Nel quadro dipinto come ogni anno dal Rapporto Osservasalute , pubblicato dall’Osservatorio sulla salute delle Regioni italiane che ha sede presso l’Università Cattolica del Sacro Cuore di Roma e coordinato da Walter Ricciardi - direttore dell’Osservatorio oltre che presidente Iss - e da Alessandro Solipaca, segretario scientifico della struttura, prevalgono le tinte fosche. Anche per quanton riguarda l’aspetto finanziamenti. «Anche quest’anno - avverte infatti Ricciardi - le analisi contenute nel Rapporto Osservasalute segnalano numerosi elementi di criticità, in quanto confermano il trend in diminuzione delle risorse pubbliche a disposizione per la sanità, l'aumento dell'incidenza di alcune patologie tumorali prevenibili, le esigue risorse destinate alla prevenzione e le persistenti iniquità che assillano il Paese e il settore della sanità». E da Osservasalute precisano: «La spesa sanitaria pubblica è passata dai 112,5 miliardi di euro del 2010 ai 110,5 del 2014; tale contrazione ha coinciso con una lenta ma costante riduzione dei deficit regionali. Tuttavia, tale riduzione è stata conseguita in gran parte tramite il blocco o la riduzione del personale sanitario e il contenimento dei consumi sanitari. A testimonianza di quanto detto, nel 2014 la dotazione di posti letto negli ospedali è pari al 3,04 per 1.000 abitanti per la componente acuti e allo 0,58 per 1.000 per la componente post-acuzie, lungodegenza e riabilitazione, tutti valori inferiori agli standard normativi. Nel contempo, la spesa per il personale, in rapporto alla popolazione, è diminuita del 4,4% tra il 2010-2013, passando da un valore di 606,9€ a 580,1 euro».

Cifre non libertà: le risorse scarse pesano sulla salute della popolazione.
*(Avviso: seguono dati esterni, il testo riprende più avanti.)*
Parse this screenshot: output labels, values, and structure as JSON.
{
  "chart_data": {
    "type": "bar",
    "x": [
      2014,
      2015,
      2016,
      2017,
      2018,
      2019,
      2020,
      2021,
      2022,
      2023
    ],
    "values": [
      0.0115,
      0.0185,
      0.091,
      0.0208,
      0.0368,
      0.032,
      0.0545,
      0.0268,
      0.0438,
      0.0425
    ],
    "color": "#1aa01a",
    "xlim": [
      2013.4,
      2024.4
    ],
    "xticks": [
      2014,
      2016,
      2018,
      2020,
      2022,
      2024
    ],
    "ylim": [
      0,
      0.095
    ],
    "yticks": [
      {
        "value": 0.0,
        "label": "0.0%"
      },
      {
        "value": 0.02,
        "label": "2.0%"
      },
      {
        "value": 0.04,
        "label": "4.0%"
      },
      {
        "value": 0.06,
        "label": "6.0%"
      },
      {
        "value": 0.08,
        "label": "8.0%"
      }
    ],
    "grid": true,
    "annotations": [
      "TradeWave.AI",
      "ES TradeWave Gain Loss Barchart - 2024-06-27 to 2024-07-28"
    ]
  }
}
Tanto che, aggiungono gli estensori del Report, «rispetto alle condizioni di salute della popolazione, nel 2014 sono stati diagnosticati 115,8 nuovi casi di tumore colorettale ogni 100.000 uomini, ovvero circa 34.500 nuovi casi, per l'altro genere tale incidenza è pari a 80,3 per 100.000 donne, corrispondente a oltre 25.000 nuovi casi. Il tumore della mammella ha fatto registrare oltre 55.000 nuove diagnosi, ovvero 175,7 nuovi casi annui ogni 100.000 donne. A fronte di questi dati allarmanti, l'investimento in prevenzione nel nostro Paese è ancora molto scarso. L'Oecd (2013) evidenzia che il nostro Paese destina solo il 4,1% della spesa sanitaria totale all'attività di prevenzione, quota che ci colloca in posizione di rincalzo tra i 30 Paesi dell'area Oecd».
Ai dati appena riferiti se ne aggiunge uno relativo all'aumento consistente della mortalità nel 2015, circa 54.000 decessi in più rispetto all'anno precedente. «Questo incremento - spiega il dottor Solipaca - è dovuto al costante aumento del numero delle persone molto anziane nel nostro Paese e all'andamento ciclico della mortalità osservabile nei dati in serie storica. Quindi tale incremento non deve destare particolare allarmismo, poiché è legato per lo più a fenomeni di natura demografica; merita però attenzione da parte del Servizio sanitario nazionale (Ssn) il fatto che alcuni decessi sono riconducibili all'ondata di calore sperimentata nell'estate 2015 e alla mortalità per complicanze dell'influenza nella popolazione anziana. Si tratta cioè di morti evitabili con efficaci politiche di prevenzione, in particolare con quelle finalizzate all'informazione e alla promozione della prevenzione primaria e agli interventi mirati all'aumento della copertura vaccinale antinfluenzale tra gli anziani che, come documentato nel Rapporto, è addirittura in diminuzione».